O “Estraga-Lar”

O peixe apimentado ia apimentando cada vez mais o paroleio. Daí a pouco teve início a sessão de queixas e reclamações. O que falou menos mal da cara metade disse que a dita dormia sem dentadura

Quem me contou foi um amigo capixaba. Segundo ele, havia em Vitória um boteco famoso conhecido como “Estraga-Lar” – apelido que botaram nele por conta de um peixinho frito ali servido todo fim de tarde com cerveja ou caipirinha. O freguês saía do trabalho e dava uma passadinha lá pra lubrificar as vias digestivas. Daí que a cônjuja ficava esperando o respectivo em casa, ele não aparecia, e ela de logo dava conta do acontecido: “Encalhou no Estraga”.

Lares vários já haviam sido estragados pelo tal peixinho. Já dera desquite, divórcio, até muita bordoada de mulher nas costelas do desaforoso. O sujeito chegava lá e encalhava mesmo. Quem entrava não saía fácil. Não era talvez nem tanto pelo peixe, nem mesmo pelos repetidos goles. Era mais pela prosa. O pessoal chegava, agarrava na conversa, falava de tudo: de política, de façanhas amorosas, de futebol, até (preferentemente) de intimidades da alheia vida.

Lá um dia, num súbito, entrou no “Estraga” uma insólita presença de saia – Dona Zuca. Pediu peixe, pediu pinga, só ela de mulher na roda barbuda. Os biriteiros estranharam de início, depois fizeram festa. Quem sabe outras tantas resolvessem também frequentar a casa, assim inspirando mais animados papos.

Dona Zuca entrou de sola na conversa. Provocou os papudos para que falassem de suas “puladas”. De cara cheia, eles abriram o baú das confissões. Ela se ria e dava corda. “Mulher é isso”, celebrou lá do fundo um dos bicancas. “Vai ser a rainha do Estraga”, propôs outro.

Machão perto de mulher fica mais empinado ainda. Cada um contava proeza maior.

O peixe apimentado ia apimentando cada vez mais o paroleio. Daí a pouco teve início a sessão de queixas e reclamações. O que falou menos mal da cara metade disse que a dita dormia sem dentadura. Dona Zuca fingia nem imaginar o que ali já falara dela o marido, que naquela tarde ela conseguira prender em casa mediante um purgante servido no almoço.  

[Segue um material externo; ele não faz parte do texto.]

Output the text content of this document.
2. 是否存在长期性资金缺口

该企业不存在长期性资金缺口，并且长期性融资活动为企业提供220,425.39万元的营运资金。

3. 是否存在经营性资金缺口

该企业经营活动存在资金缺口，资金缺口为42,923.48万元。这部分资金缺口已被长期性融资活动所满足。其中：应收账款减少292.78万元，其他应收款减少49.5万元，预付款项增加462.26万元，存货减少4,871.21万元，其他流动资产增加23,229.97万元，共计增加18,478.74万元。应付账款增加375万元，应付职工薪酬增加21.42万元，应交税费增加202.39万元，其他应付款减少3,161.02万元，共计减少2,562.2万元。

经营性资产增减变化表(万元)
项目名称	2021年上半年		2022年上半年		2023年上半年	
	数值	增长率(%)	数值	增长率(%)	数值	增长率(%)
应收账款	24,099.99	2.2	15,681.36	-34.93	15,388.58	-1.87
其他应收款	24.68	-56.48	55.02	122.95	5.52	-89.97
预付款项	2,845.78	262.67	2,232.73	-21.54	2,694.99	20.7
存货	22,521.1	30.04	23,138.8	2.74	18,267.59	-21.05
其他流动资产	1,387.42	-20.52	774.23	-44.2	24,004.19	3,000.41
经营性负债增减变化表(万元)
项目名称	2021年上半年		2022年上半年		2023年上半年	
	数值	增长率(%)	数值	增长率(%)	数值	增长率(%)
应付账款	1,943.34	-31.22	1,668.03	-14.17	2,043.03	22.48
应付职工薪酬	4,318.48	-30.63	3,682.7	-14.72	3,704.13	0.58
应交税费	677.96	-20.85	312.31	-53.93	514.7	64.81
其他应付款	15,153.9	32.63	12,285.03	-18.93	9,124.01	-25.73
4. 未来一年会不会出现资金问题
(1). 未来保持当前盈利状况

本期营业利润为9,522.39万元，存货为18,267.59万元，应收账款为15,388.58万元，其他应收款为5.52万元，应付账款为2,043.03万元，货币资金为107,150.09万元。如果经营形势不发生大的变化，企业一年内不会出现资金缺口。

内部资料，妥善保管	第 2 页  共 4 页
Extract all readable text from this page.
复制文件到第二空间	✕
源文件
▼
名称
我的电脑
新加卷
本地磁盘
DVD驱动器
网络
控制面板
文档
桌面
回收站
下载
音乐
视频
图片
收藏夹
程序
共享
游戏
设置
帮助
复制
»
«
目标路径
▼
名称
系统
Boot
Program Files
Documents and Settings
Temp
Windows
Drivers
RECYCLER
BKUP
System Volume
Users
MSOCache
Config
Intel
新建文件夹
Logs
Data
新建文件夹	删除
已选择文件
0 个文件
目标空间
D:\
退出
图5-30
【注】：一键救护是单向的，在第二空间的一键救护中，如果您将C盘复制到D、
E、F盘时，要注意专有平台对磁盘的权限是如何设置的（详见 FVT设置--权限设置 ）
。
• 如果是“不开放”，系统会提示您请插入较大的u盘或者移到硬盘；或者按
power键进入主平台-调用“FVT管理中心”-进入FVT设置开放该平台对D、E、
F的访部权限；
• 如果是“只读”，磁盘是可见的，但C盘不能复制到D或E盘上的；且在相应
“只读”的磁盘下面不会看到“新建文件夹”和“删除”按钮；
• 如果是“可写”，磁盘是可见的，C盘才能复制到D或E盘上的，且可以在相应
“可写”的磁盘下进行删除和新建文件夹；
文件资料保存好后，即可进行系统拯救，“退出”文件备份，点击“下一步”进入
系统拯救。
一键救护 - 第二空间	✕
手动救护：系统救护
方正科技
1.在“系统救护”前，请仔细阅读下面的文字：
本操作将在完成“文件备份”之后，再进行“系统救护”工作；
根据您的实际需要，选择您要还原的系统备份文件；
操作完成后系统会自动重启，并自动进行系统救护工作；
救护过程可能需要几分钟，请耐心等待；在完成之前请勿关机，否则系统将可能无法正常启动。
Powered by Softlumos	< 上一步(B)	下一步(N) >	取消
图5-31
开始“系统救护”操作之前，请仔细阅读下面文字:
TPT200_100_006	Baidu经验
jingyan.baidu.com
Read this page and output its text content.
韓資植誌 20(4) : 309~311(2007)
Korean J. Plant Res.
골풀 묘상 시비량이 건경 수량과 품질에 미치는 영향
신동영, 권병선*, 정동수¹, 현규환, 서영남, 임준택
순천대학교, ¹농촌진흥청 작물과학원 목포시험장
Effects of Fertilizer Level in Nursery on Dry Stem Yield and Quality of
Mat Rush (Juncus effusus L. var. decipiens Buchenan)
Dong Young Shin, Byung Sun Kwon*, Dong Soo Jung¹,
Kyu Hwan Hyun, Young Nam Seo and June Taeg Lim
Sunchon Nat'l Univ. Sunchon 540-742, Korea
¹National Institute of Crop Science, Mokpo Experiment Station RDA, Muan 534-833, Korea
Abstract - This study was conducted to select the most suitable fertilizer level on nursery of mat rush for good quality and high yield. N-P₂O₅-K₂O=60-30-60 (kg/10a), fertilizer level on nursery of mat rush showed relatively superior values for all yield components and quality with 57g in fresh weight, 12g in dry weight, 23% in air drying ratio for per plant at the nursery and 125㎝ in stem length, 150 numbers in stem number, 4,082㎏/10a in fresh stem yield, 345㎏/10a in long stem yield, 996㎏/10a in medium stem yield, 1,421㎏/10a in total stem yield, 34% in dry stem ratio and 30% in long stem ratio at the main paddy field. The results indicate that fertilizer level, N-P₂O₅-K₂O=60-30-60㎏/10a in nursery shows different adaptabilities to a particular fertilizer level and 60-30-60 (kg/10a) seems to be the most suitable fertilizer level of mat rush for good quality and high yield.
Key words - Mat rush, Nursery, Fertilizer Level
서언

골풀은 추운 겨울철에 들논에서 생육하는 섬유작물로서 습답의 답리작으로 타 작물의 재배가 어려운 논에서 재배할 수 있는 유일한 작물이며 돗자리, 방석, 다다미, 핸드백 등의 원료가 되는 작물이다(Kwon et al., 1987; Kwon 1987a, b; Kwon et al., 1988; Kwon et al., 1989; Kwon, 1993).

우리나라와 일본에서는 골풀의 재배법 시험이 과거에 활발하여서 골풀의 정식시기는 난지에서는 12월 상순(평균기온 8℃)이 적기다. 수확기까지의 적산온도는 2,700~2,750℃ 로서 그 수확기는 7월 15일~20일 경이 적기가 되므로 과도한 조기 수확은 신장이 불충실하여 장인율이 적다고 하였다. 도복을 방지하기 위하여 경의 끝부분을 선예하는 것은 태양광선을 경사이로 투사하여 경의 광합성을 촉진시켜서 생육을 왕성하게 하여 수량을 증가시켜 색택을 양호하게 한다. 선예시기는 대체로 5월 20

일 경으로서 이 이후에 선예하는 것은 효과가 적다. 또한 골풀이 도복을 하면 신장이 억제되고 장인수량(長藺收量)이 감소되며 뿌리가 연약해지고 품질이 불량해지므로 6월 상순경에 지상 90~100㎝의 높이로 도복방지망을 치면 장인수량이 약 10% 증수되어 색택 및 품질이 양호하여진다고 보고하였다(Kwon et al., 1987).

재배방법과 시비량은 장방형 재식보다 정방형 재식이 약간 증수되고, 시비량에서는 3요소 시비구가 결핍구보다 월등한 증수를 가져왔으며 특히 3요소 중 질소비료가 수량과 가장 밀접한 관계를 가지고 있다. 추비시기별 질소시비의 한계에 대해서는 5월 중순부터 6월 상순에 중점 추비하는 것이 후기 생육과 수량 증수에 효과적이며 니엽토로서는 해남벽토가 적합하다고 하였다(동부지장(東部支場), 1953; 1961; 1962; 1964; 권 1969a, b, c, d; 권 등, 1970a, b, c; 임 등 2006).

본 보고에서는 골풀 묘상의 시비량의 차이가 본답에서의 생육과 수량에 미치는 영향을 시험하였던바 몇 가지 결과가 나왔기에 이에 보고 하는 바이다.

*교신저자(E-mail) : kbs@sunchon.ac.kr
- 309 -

“Vamos lá, pessoal”, sarreava ela, desafiando a homarada a encher mais a cuca. E tome peixe, e tome pinga, e deixa a prosa correr solta, que quanto mais solta mais comprometedora. Ela se rindo. Os caras nem desconfiando. Se alguém tentava mudar de assunto, ela cutucava: queria ouvi-los falar o máximo de suas traquinagens adulterinas. 

Até que… tchan-tchan-tchan-tchan… Na televisão do boteco entrou o Cid Moreira com o telejornal. Era a hora combinada. Dona Zuca chegou na porta e deu o sinal com um apito. Umas trinta senhoras, que estavam de tocaia na esquina, invadiram o “Estraga-Lar”.

Maridos cercados, Dona Zuca tirou da bolsa um gravador e fez rodar a fita. A pecadaria gravada arrepiou mais ainda a zanga das traídas. Foi a maior pancadaria já registrada nos anais do botequim.